Ocracoke to Hatteras, NC

The ferry ride to Ocracoke was 2 and a half hours long.  I caught up on my blogging while Dallas caught up on sleep.  He was probably dreaming about mosquitoes.

On the ferry from Cedar Island to Ocracoke

After arriving on Ocracoke Island, we rode a short distance to Flying Melon Cafe, where we shared a delicious brunch.  Right off the ferry there is a small village area that is dense with cafes, restaurants, and ice-cream shops.  The best part about beach towns is that there’s no shortage of ice-cream shops.  After this strip, there is only one road that goes to the other end of the island, where we catch the free ferry to Hatteras.  This road is devoid of any structures at all – no shops, restaurants, houses…nothing.  There is a nice bike path that runs as far as the campground, and after that there is a wide shoulder to ride on for another 5 miles or so to the beach.  After the beach, there is just a narrow road the rest of the way to the ferry, where there is little else aside from a few vending machines and bathrooms.

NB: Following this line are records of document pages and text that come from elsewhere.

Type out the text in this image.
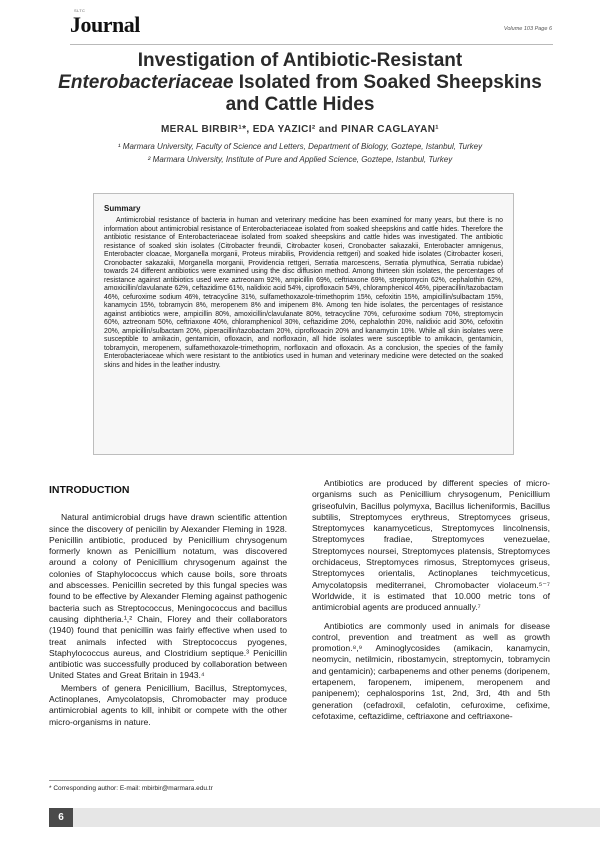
SLTC
Journal	Volume 103 Page 6
Investigation of Antibiotic-Resistant
Enterobacteriaceae Isolated from Soaked Sheepskins
and Cattle Hides
MERAL BIRBIR¹*, EDA YAZICI² and PINAR CAGLAYAN¹
¹ Marmara University, Faculty of Science and Letters, Department of Biology, Goztepe, Istanbul, Turkey
² Marmara University, Institute of Pure and Applied Science, Goztepe, Istanbul, Turkey
Summary

Antimicrobial resistance of bacteria in human and veterinary medicine has been examined for many years, but there is no information about antimicrobial resistance of Enterobacteriaceae isolated from soaked sheepskins and cattle hides. Therefore the antibiotic resistance of Enterobacteriaceae isolated from soaked sheepskins and cattle hides was investigated. The antibiotic resistance of soaked skin isolates (Citrobacter freundii, Citrobacter koseri, Cronobacter sakazakii, Enterobacter amnigenus, Enterobacter cloacae, Morganella morganii, Proteus mirabilis, Providencia rettgeri) and soaked hide isolates (Citrobacter koseri, Cronobacter sakazakii, Morganella morganii, Providencia rettgeri, Serratia marcescens, Serratia plymuthica, Serratia rubidae) towards 24 different antibiotics were examined using the disc diffusion method. Among thirteen skin isolates, the percentages of resistance against antibiotics used were aztreonam 92%, ampicillin 69%, ceftriaxone 69%, streptomycin 62%, cephalothin 62%, amoxicillin/clavulanate 62%, ceftazidime 61%, nalidixic acid 54%, ciprofloxacin 54%, chloramphenicol 46%, piperacillin/tazobactam 46%, cefuroxime sodium 46%, tetracycline 31%, sulfamethoxazole-trimethoprim 15%, cefoxitin 15%, ampicillin/sulbactam 15%, kanamycin 15%, tobramycin 8%, meropenem 8% and imipenem 8%. Among ten hide isolates, the percentages of resistance against antibiotics were, ampicillin 80%, amoxicillin/clavulanate 80%, tetracycline 70%, cefuroxime sodium 70%, streptomycin 60%, aztreonam 50%, ceftriaxone 40%, chloramphenicol 30%, ceftazidime 20%, cephalothin 20%, nalidixic acid 30%, cefoxitin 20%, ampicillin/sulbactam 20%, piperacillin/tazobactam 20%, ciprofloxacin 20% and kanamycin 10%. While all skin isolates were susceptible to amikacin, gentamicin, ofloxacin, and norfloxacin, all hide isolates were susceptible to amikacin, gentamicin, tobramycin, meropenem, sulfamethoxazole-trimethoprim, norfloxacin and ofloxacin. As a conclusion, the species of the family Enterobacteriaceae which were resistant to the antibiotics used in human and veterinary medicine were detected on the soaked skins and hides in the leather industry.

INTRODUCTION

Natural antimicrobial drugs have drawn scientific attention since the discovery of penicilin by Alexander Fleming in 1928. Penicillin antibiotic, produced by Penicillium chrysogenum formerly known as Penicillium notatum, was discovered around a colony of Penicillium chrysogenum against the colonies of Staphylococcus which cause boils, sore throats and abscesses. Penicillin secreted by this fungal species was found to be effective by Alexander Fleming against pathogenic bacteria such as Streptococcus, Meningococcus and bacillus causing diphtheria.¹,² Chain, Florey and their collaborators (1940) found that penicillin was fairly effective when used to treat animals infected with Streptococcus pyogenes, Staphylococcus aureus, and Clostridium septique.³ Penicillin antibiotic was successfully produced by collaboration between United States and Great Britain in 1943.⁴

Members of genera Penicillium, Bacillus, Streptomyces, Actinoplanes, Amycolatopsis, Chromobacter may produce antimicrobial agents to kill, inhibit or compete with the other micro-organisms in nature.

Antibiotics are produced by different species of micro-organisms such as Penicillium chrysogenum, Penicillium griseofulvin, Bacillus polymyxa, Bacillus licheniformis, Bacillus subtilis, Streptomyces erythreus, Streptomyces griseus, Streptomyces kanamyceticus, Streptomyces lincolnensis, Streptomyces fradiae, Streptomyces venezuelae, Streptomyces noursei, Streptomyces platensis, Streptomyces orchidaceus, Streptomyces rimosus, Streptomyces griseus, Streptomyces orientalis, Actinoplanes teichmyceticus, Amycolatopsis mediterranei, Chromobacter violaceum.⁵⁻⁷ Worldwide, it is estimated that 10.000 metric tons of antimicrobial agents are produced annually.⁷

Antibiotics are commonly used in animals for disease control, prevention and treatment as well as growth promotion.⁸,⁹ Aminoglycosides (amikacin, kanamycin, neomycin, netilmicin, ribostamycin, streptomycin, tobramycin and gentamicin); carbapenems and other penems (doripenem, ertapenem, faropenem, imipenem, meropenem and panipenem); cephalosporins 1st, 2nd, 3rd, 4th and 5th generation (cefadroxil, cefalotin, cefuroxime, cefixime, cefotaxime, ceftazidime, ceftriaxone and ceftriaxone-

* Corresponding author: E-mail: mbirbir@marmara.edu.tr
6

Strong waves on the beach in Ocracoke

Dallas and I rode the 14 miles to the other end of Ocracoke at a leisurely pace, enjoying the flat and scenic ride with minimal traffic.  There is driving allowed on the beach, so maybe that’s where all the vehicles were.  Most of the trucks driving by were carrying coolers and fishing poles, which were blatantly obstructing the view of the road for the drivers.

Seagulls following the ferry to Hatteras

The ferry to Hatteras is free and runs every half hour.  It is only a 40 minute ride over shallow waters.  Hatteras is a much bigger island than Ocracoke, but the selection of shops and restaurants we were met with upon exiting the ferry was meager in comparison.  We rode a few miles to a beach, where we swam and rode the waves for a while and then showered in the public outdoor showers.  The tap water around here smells and tastes horrible.

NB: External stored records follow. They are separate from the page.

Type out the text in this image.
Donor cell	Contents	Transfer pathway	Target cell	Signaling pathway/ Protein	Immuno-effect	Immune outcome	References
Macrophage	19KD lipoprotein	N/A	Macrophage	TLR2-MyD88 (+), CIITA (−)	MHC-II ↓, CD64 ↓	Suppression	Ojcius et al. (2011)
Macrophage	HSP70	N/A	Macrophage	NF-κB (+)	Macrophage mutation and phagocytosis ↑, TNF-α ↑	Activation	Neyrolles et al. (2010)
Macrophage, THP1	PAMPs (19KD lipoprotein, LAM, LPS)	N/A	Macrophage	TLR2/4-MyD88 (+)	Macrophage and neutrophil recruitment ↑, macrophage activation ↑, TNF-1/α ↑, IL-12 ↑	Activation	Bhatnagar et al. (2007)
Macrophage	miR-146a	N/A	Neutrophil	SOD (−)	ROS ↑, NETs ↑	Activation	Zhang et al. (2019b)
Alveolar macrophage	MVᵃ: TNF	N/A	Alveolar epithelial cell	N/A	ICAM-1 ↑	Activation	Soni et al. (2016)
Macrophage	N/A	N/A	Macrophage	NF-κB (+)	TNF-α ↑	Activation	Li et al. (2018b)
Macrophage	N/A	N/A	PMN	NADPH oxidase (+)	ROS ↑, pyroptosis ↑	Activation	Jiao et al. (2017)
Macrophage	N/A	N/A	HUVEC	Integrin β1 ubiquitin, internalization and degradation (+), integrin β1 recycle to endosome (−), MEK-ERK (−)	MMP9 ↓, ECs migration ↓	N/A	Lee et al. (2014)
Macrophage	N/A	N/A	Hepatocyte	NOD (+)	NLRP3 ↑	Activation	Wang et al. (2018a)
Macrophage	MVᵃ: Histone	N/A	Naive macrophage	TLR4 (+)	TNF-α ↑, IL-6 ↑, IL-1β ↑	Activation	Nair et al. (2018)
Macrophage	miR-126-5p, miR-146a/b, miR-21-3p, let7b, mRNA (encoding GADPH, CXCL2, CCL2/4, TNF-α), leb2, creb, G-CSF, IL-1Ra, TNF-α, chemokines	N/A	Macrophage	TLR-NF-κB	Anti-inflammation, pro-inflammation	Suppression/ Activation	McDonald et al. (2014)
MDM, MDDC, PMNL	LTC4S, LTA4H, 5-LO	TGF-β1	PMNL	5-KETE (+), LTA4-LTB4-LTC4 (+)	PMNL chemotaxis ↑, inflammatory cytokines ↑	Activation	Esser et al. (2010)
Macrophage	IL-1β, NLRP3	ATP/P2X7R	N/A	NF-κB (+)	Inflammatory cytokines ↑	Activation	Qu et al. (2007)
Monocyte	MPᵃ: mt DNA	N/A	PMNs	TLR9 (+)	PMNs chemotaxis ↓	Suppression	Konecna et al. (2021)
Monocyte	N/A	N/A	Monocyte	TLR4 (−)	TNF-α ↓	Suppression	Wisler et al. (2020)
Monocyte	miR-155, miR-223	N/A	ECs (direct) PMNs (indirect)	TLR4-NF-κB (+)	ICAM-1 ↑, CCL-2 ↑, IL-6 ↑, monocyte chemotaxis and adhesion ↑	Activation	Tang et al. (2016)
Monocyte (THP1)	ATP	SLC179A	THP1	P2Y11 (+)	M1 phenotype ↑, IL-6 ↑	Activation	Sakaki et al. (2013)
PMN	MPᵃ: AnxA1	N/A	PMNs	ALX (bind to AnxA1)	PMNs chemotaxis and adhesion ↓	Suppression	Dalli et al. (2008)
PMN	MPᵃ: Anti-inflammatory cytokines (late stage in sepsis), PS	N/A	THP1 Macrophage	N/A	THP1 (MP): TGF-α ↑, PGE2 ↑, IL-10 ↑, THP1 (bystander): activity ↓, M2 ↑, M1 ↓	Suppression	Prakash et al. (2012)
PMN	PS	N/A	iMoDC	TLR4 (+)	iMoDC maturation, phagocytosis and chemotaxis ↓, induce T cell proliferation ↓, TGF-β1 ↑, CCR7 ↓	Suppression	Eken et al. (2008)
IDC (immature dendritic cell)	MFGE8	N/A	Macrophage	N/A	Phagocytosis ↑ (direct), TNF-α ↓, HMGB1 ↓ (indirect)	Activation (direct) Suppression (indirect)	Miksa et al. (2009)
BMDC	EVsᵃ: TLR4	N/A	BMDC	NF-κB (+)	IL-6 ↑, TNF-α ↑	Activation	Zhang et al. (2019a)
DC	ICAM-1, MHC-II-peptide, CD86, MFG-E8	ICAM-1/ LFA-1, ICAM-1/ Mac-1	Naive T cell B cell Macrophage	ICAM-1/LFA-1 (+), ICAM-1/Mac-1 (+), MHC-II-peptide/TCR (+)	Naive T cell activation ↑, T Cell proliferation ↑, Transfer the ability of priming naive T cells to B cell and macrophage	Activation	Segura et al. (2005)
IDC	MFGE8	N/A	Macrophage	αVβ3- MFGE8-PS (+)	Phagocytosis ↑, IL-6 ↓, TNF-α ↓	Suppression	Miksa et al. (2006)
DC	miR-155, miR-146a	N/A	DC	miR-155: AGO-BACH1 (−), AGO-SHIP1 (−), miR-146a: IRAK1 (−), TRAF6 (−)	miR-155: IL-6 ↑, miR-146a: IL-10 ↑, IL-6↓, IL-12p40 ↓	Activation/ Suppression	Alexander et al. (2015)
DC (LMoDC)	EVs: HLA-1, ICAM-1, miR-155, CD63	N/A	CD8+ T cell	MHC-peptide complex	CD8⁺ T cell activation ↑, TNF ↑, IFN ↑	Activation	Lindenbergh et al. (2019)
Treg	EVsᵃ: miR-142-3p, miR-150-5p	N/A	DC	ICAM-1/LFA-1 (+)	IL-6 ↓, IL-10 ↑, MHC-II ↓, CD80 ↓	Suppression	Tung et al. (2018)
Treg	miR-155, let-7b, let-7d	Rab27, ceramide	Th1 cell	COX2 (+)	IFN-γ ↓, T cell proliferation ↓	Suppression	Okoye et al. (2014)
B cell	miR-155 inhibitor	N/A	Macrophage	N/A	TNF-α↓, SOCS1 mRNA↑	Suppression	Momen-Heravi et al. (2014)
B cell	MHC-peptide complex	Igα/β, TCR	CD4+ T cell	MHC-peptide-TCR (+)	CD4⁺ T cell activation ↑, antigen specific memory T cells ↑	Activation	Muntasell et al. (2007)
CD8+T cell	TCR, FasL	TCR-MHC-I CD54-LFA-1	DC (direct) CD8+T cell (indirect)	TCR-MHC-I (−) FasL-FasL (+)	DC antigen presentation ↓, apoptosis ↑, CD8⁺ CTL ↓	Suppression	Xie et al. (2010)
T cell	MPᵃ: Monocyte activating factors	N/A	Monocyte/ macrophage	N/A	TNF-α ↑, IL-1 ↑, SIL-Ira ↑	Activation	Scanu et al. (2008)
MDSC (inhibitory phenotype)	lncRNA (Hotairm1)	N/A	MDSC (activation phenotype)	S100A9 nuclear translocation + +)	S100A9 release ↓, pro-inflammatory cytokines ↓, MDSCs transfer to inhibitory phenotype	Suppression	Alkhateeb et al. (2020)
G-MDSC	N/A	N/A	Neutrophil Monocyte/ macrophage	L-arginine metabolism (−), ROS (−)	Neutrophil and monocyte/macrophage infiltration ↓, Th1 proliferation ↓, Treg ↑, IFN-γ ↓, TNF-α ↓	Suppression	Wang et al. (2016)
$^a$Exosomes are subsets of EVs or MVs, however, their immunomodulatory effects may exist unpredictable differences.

After cleaning up and drying off, we continued up the only road and ate dinner at the only restaurant on the map for miles.  We both agreed that it was a terrible restaurant, but we didn’t have a lot of options and we were hungry.  Further down the road we came across a cafe that wasn’t on the map, but it was open.  The man inside said that they had just bought the place and were in their first week of business, which explains why we couldn’t see it on google maps.  He told us we could camp in their back yard if we wanted, which we seriously considered before heading off to the campground nearby.

Upon entering the campground, a park ranger informed us that it costs $20 per night to camp there.  She said we could ride around and pick out a site that we liked and then come back to tell her which one we wanted.  We rode around the area, which was hilly from sand dunes and had some great views of the ocean, but neither of us wanted to pay $20 to camp out next to a bunch of other campers, including RVs and trucks.  After leaving the campground but before reaching the main road, Dallas spotted a small trail leading away from the road.  We decided to bring our bikes back there and find a place to camp for free.  The mosquitoes were upon us as soon as we decided to take out our tent, so we hurried to set everything up and get inside.  The next day (May 28th) is Dallas’s birthday…hopefully the bugs will leave him alone!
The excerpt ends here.